5.2 Translating OWL-DL back into DAG
As we have observed above, the DAG's is-a relationship and the subclass relationship in an OWL-DL ontology have the same reading. Hence we can take an OWL-DL representation of a DAG ontology, ask a reasoner such as FaCT++, Pellet or Racer [26–28] to infer all subclass relationships, and then translate the resulting class hierarchy back into DAG format. To be more precise, for each class name A, we first ask the reasoner to return all classes that are equivalent (if we have used the translation of synonyms using equivalence axioms described above) with A. Then we choose a "main" node label A' from A and the reasoner's answer, and create a node labelled A' whose exact synonyms are set to A (in case that A' is different from A) and the reasoner's answer (possibly minus A'). As a result of this step, we obtain a set of nodes labelled with terms and exact synonyms. Next, for each pair of node labels A, B, we ask the reasoner whether A is a subclass of B. If this is the case, we add an is-a link from A to B, otherwise we do not do anything. Similarly, for each pair of node labels A, B, we ask the reasoner whether A is a subclass of restriction(part-of someValuesFrom B). If this is the case, we add a part-of link from A to B, otherwise we do not do anything. Narrow and broad synonyms can be obtained by looking for subclasses and superclasses, respectively, yet this would be exactly the same information as represented in the is-a structure and thus redundant. Finally, those features of the GO DAG that we have translated to assertions on annotation properties can be retrieved and back-translated appropriately.

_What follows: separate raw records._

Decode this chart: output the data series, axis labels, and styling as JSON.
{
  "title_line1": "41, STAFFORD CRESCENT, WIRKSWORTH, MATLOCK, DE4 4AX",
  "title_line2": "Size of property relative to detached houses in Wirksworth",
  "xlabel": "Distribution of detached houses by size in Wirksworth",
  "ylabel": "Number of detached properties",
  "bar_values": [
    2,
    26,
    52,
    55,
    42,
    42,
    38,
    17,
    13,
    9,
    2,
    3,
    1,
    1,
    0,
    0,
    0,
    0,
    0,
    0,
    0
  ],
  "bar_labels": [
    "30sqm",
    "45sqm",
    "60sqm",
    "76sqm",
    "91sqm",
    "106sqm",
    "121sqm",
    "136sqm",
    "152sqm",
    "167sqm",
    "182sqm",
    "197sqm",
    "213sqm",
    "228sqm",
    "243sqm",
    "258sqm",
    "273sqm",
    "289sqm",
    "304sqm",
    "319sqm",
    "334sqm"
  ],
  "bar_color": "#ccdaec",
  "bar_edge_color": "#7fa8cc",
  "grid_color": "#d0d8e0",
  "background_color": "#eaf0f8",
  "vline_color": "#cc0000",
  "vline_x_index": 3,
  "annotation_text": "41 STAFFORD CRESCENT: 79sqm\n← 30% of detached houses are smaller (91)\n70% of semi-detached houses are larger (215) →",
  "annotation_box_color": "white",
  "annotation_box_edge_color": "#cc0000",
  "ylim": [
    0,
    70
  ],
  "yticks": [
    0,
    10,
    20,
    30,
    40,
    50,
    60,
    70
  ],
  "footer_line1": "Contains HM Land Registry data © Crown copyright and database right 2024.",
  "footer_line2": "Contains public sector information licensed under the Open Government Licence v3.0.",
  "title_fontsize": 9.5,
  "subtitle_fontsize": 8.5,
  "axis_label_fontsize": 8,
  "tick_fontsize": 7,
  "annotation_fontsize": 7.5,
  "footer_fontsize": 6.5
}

As a result, we obtain a graph whose nodes are labelled with names and sets of synonyms, and whose edges are labelled with is-a and part-of. If any axioms have been added to the GO in OWL, such as disjointness or covering axioms, these are retrieved through calls to the reasoner. Disjointness can be represented in the OBO format (see Section 6 below), but covering cannot. So, the back-translation of an augmented GO in OWL might well be lossy; i.e., they are lost in translation. This would also be true of all those features of OWL-DL that cannot be expressed in the OBO format. In general, this graph might not necessarily be acyclic, i.e., it may contain cycles. Since the GO DAG only allows part-of and not has-part relationships, however, common sense tells us that we should obtain an acyclic graph: a cycle would need to involve a part-of link since pure is-a cycles have been collapsed into a single node by construction. Now a cycle involving a part-of link, say from a node labelled A, would mean that, in every world conforming to our ontology, we have an infinite chain of instances a
i
of A with a1 part-of a2 part-of a3 part-of..., which clearly clashes with our intuition. However, if other relationships are used in the DAG, such as has-location or interacts-with, a cycle could easily arise (e.g. a protein that interacts with itself). As we will see below (Section 6) the wider OBO language allows cycles.